The 1970’s was a time of excited experimentation in the Catholic Church. The liturgy was not immune from this experimentation. In one seminary, the old high altar was stripped in a “liturgical ceremony” and its accouterments were whisked out of the chapel in a wheelbarrow. Then a table-like structure placed in front of the “defrocked” old high altar was set and the Eucharistic meal was served.
At this same seminary there were different recipes for the bread that would be used at Mass. One recipe had so much honey in it that it tasted more like a honey bun than like bread. It was sweet and chewy. One seminarian remarked sarcastically if not sacrilegiously that this new bread once consecrated was “chewy Jesus!”
Liturgists of this era wanted the signs and symbols of all the sacraments especially the Holy Eucharist, to speak of the reality they signified. Bread had to be like bread. Water had to get the assembly wet. Those to be baptized needed to be immersed not just dampened. Oil needed to be fragrant and lavishly poured upon the anointed. The “table” of the Word of God, on an equal footing with the table of the Eucharist, had to look like a table with its own candles which would be extinguished as the table of the Holy Eucharist was set. Elaborate ceremonies to vest the table of the Eucharist and to light the candle or two upon it were devised including liturgical dancers who would poof the tablecloth upon the table.
While well intentioned, this preoccupation with the signs and symbols of the Mass became the object of piety rather than the Second Person of the Blessed Trinity. Lucy E. Carroll points out how this trend is even reflected in contemporary Catholic music at the time of Holy Communion. “Contemporary hymns lead us to believe that Christ becomes bread, rather than the reverse; that the bread is only a symbol of Christ, or, worse, of something else entirely; that it is our body and our blood; that this is a meal only; or that this is a call to social activism. The word sacrifice, Real Presence, and even Body and Blood of Christ are strangely absent.”

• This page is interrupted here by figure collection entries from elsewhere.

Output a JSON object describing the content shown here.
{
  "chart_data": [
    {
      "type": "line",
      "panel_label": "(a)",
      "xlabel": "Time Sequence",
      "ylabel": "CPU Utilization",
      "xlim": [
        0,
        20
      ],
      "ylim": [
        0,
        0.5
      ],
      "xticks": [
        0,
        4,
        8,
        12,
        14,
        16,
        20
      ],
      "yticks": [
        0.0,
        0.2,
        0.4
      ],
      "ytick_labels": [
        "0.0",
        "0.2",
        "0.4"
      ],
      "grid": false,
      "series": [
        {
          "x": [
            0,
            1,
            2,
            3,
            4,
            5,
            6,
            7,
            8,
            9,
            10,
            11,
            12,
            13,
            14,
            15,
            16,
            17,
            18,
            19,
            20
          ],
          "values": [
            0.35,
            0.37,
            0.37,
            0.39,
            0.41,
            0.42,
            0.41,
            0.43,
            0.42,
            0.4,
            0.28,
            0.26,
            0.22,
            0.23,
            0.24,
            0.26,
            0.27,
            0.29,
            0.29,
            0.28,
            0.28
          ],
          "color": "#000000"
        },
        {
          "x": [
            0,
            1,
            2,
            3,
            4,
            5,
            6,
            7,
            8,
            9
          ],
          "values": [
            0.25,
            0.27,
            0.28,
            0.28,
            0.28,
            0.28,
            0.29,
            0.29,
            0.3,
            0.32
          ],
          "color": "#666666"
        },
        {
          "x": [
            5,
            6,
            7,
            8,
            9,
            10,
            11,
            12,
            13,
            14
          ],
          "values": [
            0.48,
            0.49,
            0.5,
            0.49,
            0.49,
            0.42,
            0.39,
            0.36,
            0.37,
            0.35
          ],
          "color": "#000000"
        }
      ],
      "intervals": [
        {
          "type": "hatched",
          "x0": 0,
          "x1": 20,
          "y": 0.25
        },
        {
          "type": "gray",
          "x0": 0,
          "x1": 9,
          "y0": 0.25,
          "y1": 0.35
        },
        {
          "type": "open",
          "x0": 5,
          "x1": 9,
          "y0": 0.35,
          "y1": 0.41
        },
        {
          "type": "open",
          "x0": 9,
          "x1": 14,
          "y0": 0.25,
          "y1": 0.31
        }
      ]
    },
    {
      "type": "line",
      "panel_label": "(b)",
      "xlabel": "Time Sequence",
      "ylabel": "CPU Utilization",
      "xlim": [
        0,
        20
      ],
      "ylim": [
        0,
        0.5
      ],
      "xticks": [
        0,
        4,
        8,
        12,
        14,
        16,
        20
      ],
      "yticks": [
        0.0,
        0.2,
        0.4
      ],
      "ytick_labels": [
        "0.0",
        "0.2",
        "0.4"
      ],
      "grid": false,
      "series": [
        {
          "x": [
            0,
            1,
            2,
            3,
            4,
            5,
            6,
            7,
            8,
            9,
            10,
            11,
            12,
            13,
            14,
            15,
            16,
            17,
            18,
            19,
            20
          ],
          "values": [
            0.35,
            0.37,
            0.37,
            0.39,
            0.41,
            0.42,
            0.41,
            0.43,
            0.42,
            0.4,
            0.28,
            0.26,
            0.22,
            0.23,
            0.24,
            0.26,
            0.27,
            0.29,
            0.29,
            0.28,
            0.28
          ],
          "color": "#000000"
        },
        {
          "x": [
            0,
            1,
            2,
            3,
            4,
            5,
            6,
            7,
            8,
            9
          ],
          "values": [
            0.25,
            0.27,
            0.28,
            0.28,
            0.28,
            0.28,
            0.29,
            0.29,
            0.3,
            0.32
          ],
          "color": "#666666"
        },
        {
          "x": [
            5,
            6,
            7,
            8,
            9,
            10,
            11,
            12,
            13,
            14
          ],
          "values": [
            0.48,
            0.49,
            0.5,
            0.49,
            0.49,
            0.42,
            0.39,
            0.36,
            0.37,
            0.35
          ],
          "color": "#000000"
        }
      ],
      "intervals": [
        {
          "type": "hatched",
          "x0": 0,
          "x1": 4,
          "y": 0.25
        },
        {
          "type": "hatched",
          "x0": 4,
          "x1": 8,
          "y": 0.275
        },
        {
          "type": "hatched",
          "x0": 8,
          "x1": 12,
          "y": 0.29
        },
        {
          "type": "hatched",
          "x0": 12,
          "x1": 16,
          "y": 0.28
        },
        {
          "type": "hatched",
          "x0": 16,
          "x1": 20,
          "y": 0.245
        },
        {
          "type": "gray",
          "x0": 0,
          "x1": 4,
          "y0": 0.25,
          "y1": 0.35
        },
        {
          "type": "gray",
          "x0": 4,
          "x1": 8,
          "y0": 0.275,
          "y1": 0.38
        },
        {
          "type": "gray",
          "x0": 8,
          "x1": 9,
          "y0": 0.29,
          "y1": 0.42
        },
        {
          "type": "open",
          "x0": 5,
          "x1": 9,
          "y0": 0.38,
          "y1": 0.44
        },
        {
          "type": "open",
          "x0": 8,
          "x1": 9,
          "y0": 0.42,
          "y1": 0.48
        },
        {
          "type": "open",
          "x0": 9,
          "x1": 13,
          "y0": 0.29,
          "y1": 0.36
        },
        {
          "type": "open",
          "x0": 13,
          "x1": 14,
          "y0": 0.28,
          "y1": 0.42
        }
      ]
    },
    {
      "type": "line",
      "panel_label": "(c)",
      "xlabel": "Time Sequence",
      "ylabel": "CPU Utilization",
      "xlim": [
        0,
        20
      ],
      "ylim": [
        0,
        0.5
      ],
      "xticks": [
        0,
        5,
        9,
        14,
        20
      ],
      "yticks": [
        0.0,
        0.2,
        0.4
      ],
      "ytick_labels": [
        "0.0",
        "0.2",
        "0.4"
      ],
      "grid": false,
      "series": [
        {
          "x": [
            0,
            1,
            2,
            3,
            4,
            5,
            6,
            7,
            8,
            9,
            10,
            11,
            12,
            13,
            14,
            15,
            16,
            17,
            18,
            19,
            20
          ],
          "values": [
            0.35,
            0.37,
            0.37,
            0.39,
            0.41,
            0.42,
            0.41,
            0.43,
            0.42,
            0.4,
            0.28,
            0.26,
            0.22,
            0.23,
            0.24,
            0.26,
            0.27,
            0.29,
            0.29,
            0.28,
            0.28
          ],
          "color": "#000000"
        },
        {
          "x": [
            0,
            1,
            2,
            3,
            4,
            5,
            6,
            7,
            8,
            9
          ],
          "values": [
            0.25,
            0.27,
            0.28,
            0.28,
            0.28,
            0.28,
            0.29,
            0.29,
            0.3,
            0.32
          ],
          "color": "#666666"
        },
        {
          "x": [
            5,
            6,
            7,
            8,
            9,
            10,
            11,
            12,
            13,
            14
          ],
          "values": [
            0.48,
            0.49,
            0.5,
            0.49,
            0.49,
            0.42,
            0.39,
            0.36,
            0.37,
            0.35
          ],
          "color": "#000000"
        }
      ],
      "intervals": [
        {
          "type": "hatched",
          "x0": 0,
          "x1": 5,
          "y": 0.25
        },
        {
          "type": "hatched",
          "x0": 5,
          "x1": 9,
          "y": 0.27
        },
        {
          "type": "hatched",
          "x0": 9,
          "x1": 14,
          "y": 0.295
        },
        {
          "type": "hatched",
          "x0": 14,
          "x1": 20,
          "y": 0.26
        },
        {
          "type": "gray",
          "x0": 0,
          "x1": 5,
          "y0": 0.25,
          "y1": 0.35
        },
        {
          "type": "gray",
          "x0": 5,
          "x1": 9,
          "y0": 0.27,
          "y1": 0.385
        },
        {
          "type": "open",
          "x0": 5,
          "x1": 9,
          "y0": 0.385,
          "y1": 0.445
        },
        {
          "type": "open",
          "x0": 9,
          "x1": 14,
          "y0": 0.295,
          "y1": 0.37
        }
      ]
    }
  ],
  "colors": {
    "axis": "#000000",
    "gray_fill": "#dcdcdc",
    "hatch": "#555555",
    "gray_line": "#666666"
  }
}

Fortunately the new General Instruction of the Roman Missal is calling Catholic parishes throughout the world back to basics in the celebration of the Mass. The time of experimentation that has led to a decline in the belief of the real presence of Jesus Christ in the Holy Eucharist is hopefully ended.
No longer can a priest-presider, liturgical committee or some liturgical theologian mandate or promote changes in the Sacred Liturgy. The Liturgy of the Latin Rite belongs to the Church of the Latin Rite, not to any single priest, congregation or theologian. Doing the Mass by the book will hopefully become the hallmark of the Catholic Mass in the 21st century.
But most importantly, the ultimate faith reality of the Holy Mass as the means par excellence of entering into the one sacrifice of Jesus Christ on the Cross as well as the foretaste of the eternal wedding banquet of the Lamb in heaven will be made abundantly clear and manifest. For it is not bread that we share that we share, but the Body of Christ; it is not wine that we drink, but the blood of Christ poured out for us.
Anything that detracts us from Jesus Christ and His real presence, body, blood, soul and divinity cannot be found in the Church’s General Instruction. Following this General Instruction will be a great blessing for Catholics through out the world. It will lead us to a renewal of belief in the real presence of Jesus Christ. The sacramental signs of this divine reality will take a back seat to the Reality they become.